3

Let's say I have an experiment which yields discrete results between 1 and $N$. I am modelling the results using a number of statistical models and want to use Akaike (corrected) or Bayesian Information Criterion to choose the best model. How can I derive AICc or BIC if the predicted variables are discrete and bounded? Is there a difference in what we mean by "sample size" in AICc or BIC formula?

Richard Hardy
  • 54,375
  • 10
  • 95
  • 219
quant_dev
  • 634
  • 4
  • 13
  • 1
    I believe AICc is derived for linear models anyway, so you'd be guessing in that case anyway. I would probably go back to the original BIC derivation and see where the $\log(n)$ term emerges from/how it would be modified for discrete/low-information responses. – Ben Bolker Sep 20 '15 at 01:24
  • In Claeskens and Hjort, "Model Selection and Model Averaging", `n` is the number of "observed data". What is "observed data"? If I am conducting a presidential election Poll and ask 1000 people "Will you vote for Bush or for Gore", than is `n=1000` (because I got 1000 binary answers) or is `n=1` (because I've got one independent data point: the fraction of the interviewees who will for vote for Bush)? – quant_dev Sep 20 '15 at 12:18
  • 1
    `n=1000`. Check [this thread](http://stats.stackexchange.com/questions/48714/prerequisites-for-aic-model-comparison) and [this thread](http://stats.stackexchange.com/questions/139201/model-selection-can-i-compare-the-aic-from-models-of-count-data-between-linear) for when it is OK to use AIC for model comparison. I mostly agree with the first thread but am suspicious of the second one. – Richard Hardy Oct 19 '15 at 18:11
  • I am shocked that there is so much ambiguity about this issues. Isn't statistics a part of mathematics? Shouldn't there be a clear proof when X works and when it doesn't? – quant_dev Oct 21 '15 at 09:01

1 Answers1

1

"I am shocked that there is so much ambiguity about this issues. Isn't statistics a part of mathematics? Shouldn't there be a clear proof when X works and when it doesn't?"
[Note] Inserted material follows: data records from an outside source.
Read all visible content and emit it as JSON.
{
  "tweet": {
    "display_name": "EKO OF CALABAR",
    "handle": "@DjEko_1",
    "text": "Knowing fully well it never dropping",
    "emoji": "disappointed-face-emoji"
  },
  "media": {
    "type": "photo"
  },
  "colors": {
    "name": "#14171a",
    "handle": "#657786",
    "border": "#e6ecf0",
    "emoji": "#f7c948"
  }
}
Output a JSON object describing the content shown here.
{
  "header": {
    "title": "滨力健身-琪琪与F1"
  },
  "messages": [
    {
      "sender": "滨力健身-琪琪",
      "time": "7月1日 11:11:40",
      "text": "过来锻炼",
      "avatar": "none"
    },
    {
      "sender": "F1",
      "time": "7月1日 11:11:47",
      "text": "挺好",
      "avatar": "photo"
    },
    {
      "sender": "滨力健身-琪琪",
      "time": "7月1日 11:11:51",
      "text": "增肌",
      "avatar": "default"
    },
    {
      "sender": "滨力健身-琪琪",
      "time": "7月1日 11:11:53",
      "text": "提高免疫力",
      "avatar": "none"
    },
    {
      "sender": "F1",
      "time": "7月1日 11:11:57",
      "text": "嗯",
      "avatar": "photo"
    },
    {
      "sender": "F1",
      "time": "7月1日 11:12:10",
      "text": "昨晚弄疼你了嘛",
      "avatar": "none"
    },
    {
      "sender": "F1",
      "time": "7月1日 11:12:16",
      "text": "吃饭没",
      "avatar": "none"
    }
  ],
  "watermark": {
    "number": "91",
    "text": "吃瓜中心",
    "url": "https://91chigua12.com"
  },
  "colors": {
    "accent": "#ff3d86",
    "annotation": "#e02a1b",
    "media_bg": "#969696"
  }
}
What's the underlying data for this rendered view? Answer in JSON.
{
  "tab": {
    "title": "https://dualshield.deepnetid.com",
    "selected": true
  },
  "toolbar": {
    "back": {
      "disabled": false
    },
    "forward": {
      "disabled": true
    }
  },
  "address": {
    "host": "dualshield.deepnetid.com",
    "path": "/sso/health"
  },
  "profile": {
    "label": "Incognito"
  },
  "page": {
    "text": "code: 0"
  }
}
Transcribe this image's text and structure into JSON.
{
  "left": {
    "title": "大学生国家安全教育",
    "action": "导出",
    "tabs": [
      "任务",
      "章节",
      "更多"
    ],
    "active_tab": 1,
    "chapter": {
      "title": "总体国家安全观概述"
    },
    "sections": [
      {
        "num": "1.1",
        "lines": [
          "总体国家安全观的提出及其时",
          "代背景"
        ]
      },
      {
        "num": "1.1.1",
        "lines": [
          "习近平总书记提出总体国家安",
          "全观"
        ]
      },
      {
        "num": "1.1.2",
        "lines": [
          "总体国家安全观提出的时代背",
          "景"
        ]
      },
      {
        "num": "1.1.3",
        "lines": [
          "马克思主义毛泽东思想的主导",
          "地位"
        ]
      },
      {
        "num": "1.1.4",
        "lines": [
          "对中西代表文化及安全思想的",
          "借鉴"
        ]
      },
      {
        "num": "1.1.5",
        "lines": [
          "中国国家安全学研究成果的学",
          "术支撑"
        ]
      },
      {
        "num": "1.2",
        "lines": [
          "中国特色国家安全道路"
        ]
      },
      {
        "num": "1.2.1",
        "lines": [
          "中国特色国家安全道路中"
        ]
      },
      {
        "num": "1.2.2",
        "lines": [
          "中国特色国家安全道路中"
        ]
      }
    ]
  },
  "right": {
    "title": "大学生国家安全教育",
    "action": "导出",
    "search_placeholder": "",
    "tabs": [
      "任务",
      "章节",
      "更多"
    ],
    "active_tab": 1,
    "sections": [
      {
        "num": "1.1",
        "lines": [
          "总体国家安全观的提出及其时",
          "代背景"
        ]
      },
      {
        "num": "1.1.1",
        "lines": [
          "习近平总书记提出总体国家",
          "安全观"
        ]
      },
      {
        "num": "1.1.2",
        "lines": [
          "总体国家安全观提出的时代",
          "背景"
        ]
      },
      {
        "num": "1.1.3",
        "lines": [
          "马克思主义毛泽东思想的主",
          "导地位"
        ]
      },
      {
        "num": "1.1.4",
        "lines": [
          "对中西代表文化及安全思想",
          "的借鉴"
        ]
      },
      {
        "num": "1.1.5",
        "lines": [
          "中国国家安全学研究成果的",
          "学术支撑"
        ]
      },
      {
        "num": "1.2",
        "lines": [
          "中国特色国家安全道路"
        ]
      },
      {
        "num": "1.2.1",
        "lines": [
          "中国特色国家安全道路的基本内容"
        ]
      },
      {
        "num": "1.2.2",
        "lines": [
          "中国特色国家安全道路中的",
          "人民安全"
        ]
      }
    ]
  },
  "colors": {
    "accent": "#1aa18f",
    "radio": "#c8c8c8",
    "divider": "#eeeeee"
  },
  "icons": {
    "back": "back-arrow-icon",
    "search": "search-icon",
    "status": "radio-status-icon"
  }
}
My answer: one of the most important things I ever learned was that while statistics does heavily involve math, it is not just math. It shares a lot with fields like law and politics. Some of the most important questions in statistics come down to value judgments: What's your goal? What's your data? What are you willing to assume? What can you get out of a model that is very likely to be much simpler than our incredibly complex reality.

But, yes, it would be nice to have a clear answer to the question, "When my data are discrete (in my case, binary or categorical), is the traditional AICc appropriate?"